At this juncture I would like to mention a series that highlighted another terror incident attacking India’s safety, security and sovereignty. Avrodh: The Siege Within, directed by Raj Acharya retold the 2016 Uri Attack and the daring retaliating strike by Indian forces across the Line of Control. Based on a chapter from the book India’s Most Fearless by Shiv Aroor and Rahul Singh, the work dramatizes in a balanced way how top Indian government, intelligence and army officials came together under the Narendra Modi Government when the country faced a heinous terror attack. It is one thing to pass a badly made series that monkey balances the truth as creative liberty and another thing to collate a battery of incidents with and narrate those with utmost objectivity so that the work is both enlightening as well as gripping because countrymen would then realise the extent to which our leaders went and jawans go to ensure that India and its people are safe from radicals funded by the noxious ISI nurtured in its neighbourhood.

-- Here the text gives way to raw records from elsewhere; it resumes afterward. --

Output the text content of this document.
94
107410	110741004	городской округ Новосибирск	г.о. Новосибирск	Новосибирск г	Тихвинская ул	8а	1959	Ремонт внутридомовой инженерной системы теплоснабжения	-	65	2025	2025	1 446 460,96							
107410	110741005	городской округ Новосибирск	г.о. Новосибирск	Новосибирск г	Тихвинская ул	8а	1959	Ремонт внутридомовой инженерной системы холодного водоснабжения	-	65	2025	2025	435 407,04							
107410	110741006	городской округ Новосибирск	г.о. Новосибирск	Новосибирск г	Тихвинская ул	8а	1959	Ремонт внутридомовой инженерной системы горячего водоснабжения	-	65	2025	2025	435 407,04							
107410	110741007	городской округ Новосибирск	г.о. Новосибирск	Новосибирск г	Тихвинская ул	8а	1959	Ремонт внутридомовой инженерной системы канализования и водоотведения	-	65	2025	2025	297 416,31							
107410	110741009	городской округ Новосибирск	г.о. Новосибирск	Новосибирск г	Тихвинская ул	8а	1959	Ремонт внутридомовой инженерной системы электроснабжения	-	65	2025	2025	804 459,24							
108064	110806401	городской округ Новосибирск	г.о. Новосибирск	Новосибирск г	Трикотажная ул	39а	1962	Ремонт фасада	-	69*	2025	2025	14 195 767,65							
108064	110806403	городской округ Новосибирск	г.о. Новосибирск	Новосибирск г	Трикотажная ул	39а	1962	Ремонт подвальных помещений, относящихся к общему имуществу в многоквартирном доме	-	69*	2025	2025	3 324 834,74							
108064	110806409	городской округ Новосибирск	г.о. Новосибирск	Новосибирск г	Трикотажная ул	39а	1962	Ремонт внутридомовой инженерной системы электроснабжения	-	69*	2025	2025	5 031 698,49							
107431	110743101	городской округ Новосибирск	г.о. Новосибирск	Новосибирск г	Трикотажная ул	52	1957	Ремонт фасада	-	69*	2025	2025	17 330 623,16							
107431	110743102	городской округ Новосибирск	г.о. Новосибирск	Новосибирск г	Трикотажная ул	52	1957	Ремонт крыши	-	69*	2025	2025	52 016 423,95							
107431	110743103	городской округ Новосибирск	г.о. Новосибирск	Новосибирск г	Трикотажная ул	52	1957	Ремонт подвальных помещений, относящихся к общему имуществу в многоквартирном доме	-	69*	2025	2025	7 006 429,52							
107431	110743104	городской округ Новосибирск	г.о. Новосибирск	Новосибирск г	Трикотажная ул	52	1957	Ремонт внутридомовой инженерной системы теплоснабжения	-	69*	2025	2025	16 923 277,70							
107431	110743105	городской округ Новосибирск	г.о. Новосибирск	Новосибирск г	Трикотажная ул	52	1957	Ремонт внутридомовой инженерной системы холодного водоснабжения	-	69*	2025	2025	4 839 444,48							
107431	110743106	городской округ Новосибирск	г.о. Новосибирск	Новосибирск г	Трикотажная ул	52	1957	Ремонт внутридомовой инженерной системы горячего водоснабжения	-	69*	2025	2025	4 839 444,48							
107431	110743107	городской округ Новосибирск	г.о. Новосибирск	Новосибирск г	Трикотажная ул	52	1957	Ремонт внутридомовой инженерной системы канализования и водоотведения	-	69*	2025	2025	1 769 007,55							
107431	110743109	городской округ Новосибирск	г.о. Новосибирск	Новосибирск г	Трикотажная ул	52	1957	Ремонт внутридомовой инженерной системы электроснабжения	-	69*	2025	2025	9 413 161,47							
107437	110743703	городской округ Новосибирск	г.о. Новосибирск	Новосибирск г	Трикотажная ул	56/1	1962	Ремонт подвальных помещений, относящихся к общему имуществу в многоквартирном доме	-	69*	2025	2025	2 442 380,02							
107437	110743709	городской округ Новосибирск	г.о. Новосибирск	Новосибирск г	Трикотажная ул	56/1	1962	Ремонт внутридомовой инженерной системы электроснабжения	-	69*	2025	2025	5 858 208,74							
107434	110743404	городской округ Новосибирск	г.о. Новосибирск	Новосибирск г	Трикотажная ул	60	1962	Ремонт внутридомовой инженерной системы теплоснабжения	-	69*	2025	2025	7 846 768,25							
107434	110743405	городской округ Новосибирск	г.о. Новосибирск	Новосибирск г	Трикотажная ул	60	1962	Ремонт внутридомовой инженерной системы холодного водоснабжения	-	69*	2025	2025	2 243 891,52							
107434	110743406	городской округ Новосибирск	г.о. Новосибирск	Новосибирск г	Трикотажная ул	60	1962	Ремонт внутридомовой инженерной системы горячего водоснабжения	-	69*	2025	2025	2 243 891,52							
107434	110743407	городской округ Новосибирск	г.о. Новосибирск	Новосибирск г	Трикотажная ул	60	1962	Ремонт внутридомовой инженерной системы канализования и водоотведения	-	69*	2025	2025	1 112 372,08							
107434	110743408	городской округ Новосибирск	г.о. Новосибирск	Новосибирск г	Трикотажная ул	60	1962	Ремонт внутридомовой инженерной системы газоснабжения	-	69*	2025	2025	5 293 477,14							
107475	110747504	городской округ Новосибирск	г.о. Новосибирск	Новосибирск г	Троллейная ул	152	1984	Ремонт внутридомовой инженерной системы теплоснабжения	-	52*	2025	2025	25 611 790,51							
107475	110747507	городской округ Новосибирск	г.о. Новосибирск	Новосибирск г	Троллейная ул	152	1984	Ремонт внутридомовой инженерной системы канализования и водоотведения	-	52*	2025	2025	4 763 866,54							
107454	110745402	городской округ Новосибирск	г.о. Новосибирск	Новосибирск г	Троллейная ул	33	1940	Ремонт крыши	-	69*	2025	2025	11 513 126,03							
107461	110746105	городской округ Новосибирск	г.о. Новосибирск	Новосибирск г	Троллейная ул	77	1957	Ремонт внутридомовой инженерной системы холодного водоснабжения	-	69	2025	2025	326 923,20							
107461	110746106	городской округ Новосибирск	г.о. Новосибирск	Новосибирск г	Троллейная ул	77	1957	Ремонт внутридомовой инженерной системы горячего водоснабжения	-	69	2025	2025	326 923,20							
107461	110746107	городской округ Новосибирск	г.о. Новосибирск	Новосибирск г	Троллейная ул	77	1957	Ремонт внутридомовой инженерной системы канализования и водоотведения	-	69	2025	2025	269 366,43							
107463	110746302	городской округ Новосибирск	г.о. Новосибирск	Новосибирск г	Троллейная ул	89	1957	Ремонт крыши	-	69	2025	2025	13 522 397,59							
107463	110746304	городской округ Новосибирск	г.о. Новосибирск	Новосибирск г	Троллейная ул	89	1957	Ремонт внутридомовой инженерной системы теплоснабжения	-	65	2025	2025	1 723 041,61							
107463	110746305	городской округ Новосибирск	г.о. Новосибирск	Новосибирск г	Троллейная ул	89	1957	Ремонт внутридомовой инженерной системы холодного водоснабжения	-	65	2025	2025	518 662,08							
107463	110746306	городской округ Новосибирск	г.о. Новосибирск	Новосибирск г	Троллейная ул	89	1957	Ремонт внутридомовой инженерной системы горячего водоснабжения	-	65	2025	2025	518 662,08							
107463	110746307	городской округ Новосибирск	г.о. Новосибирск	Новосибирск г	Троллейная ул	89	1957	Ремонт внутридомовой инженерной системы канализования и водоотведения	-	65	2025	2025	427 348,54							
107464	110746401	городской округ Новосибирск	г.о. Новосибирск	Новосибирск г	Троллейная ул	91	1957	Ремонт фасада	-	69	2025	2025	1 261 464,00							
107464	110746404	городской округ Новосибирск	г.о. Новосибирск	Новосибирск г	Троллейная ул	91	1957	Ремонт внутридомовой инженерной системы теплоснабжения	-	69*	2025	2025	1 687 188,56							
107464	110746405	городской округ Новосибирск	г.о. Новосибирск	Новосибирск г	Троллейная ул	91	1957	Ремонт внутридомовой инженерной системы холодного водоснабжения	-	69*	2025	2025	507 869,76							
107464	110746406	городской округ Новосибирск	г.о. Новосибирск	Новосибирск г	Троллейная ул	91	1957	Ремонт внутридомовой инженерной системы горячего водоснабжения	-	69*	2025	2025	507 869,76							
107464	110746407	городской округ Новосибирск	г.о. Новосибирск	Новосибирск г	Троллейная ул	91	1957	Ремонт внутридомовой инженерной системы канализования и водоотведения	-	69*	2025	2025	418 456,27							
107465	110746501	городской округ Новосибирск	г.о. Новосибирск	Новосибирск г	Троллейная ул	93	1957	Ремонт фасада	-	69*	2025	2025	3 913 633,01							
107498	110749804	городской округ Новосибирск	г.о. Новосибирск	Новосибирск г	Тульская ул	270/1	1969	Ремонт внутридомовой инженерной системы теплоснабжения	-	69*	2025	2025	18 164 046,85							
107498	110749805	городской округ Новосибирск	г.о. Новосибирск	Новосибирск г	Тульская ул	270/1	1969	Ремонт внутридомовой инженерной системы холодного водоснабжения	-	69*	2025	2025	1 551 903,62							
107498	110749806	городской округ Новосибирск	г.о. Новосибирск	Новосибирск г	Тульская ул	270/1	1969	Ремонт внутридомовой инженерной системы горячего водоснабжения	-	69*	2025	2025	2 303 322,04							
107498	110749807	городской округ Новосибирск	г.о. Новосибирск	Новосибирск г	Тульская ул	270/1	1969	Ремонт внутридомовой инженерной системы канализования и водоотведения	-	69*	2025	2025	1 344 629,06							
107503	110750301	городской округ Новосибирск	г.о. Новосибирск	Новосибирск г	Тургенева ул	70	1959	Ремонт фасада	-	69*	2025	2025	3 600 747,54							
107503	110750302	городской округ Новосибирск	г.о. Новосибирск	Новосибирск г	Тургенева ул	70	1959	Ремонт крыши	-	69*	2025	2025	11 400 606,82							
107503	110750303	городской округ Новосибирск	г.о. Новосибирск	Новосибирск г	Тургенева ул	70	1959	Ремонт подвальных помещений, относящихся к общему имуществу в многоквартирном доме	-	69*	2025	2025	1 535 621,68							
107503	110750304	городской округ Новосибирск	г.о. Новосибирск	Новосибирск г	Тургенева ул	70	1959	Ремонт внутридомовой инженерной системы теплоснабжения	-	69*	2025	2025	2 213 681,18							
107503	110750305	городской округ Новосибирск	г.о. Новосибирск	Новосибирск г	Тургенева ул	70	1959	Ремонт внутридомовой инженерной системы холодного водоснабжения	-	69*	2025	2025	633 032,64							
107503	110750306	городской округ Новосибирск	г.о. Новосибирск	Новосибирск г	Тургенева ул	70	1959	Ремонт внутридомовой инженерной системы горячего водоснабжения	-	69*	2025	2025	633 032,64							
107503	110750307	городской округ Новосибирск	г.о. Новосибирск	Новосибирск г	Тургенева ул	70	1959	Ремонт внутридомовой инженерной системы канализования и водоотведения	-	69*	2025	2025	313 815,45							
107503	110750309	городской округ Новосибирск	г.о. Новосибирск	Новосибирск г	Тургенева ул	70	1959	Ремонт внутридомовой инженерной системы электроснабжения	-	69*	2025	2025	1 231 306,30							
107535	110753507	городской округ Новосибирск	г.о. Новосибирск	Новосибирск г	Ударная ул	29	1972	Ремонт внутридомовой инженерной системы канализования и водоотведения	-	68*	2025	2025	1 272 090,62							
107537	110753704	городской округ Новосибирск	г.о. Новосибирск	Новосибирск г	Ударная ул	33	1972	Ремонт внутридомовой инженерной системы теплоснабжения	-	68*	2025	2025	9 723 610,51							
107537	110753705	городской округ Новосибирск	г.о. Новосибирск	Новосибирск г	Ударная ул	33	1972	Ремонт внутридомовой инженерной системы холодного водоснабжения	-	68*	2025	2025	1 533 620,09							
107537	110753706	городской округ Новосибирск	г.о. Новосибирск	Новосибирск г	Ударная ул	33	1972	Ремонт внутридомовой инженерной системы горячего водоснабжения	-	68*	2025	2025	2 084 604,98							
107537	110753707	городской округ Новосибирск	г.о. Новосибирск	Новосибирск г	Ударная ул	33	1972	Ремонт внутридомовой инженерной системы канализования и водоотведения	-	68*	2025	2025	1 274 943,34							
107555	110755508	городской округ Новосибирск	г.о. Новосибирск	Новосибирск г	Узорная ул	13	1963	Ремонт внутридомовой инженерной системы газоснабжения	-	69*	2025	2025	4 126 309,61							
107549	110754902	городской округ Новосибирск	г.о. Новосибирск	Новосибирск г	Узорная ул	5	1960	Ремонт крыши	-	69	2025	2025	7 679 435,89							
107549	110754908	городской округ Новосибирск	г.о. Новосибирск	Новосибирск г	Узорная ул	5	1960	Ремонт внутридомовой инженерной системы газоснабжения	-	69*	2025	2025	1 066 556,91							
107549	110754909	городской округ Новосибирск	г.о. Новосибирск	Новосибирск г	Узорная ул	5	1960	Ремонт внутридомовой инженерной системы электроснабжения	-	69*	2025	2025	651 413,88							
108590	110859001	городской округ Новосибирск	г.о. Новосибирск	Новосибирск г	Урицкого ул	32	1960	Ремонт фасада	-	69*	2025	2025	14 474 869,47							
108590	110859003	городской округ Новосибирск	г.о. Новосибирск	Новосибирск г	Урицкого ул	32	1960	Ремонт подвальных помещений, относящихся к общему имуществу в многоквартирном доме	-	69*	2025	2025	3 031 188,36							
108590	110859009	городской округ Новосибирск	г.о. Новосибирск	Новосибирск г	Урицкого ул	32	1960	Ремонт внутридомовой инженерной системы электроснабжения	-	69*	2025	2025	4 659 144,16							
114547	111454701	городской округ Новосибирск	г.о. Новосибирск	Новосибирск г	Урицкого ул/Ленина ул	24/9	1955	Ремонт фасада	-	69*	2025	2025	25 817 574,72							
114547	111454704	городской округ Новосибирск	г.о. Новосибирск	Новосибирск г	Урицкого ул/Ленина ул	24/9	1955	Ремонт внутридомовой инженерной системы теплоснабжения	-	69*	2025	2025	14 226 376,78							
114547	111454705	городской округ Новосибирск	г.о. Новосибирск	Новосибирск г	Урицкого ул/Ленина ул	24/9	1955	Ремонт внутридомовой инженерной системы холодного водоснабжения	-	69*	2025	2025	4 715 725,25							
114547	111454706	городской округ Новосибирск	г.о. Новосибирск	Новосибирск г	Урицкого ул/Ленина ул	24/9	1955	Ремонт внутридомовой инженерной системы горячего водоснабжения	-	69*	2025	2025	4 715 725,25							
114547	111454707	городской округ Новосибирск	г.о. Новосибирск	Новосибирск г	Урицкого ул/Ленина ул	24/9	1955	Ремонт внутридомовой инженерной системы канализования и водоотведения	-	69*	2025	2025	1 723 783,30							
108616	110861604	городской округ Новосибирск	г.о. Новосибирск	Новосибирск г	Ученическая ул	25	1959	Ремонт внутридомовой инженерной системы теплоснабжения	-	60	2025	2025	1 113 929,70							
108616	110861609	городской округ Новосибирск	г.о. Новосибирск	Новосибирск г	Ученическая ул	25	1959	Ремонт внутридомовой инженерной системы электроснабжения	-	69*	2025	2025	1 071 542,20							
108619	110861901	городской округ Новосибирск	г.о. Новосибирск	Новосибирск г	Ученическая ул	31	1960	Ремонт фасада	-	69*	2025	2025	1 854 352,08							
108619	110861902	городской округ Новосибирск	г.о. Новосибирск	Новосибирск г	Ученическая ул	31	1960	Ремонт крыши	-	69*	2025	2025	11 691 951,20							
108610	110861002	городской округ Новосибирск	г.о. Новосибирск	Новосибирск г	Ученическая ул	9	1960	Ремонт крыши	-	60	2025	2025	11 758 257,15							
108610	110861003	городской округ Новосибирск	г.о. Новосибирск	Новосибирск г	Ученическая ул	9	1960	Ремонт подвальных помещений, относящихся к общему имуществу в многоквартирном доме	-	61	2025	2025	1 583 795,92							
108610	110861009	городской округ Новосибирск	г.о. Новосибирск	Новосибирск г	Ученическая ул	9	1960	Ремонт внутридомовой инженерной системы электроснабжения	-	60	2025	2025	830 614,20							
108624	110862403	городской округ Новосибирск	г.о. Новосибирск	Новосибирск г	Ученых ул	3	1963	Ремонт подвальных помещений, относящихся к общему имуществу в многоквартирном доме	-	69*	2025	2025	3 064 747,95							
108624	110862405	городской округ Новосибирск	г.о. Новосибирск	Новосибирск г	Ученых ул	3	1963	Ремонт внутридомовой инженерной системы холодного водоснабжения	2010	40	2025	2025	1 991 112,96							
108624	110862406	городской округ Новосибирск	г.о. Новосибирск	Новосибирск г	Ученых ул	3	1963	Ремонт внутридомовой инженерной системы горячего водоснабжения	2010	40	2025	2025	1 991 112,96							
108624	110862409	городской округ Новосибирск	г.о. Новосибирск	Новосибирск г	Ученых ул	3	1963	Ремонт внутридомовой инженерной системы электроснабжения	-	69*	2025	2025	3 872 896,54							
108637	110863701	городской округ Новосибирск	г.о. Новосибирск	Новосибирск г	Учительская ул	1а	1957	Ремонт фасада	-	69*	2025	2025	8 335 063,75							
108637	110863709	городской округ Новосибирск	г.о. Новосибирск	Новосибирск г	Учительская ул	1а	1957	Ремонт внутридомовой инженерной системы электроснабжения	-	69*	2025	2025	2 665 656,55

While all this is on, I have some questions for the current government regime as well. After the outrage against IC 814: The Kandahar Attack, the Indian chief of Netflix was called by the IB to discuss the distortion in historical facts and all that. Fair enough. But why make censorship noise after the horse has bolted? Why wake up late to just be seen doing something when their online base slams the mischief maker when there are no checks and balances before the show goes on air? Since there is no Censor Board for OTT series what is the IB ministry doing to check the propaganda being circulated as content by the left cabal? Why is the Indian government always on the backfoot in the war of narratives? And last question. Since freedom of expression and artistic license is what the left liberals celebrate as their so-called leitmotif, why is the Censor Board of Film Certification trying to hold back the September 6 release of actor, director and BJP MP Kangana Ranaut’s upcoming film Emergency for flimsy reasons of upsetting certain people? Is this not the most glaring sign then that the (eco)system aakhir unki hi hain!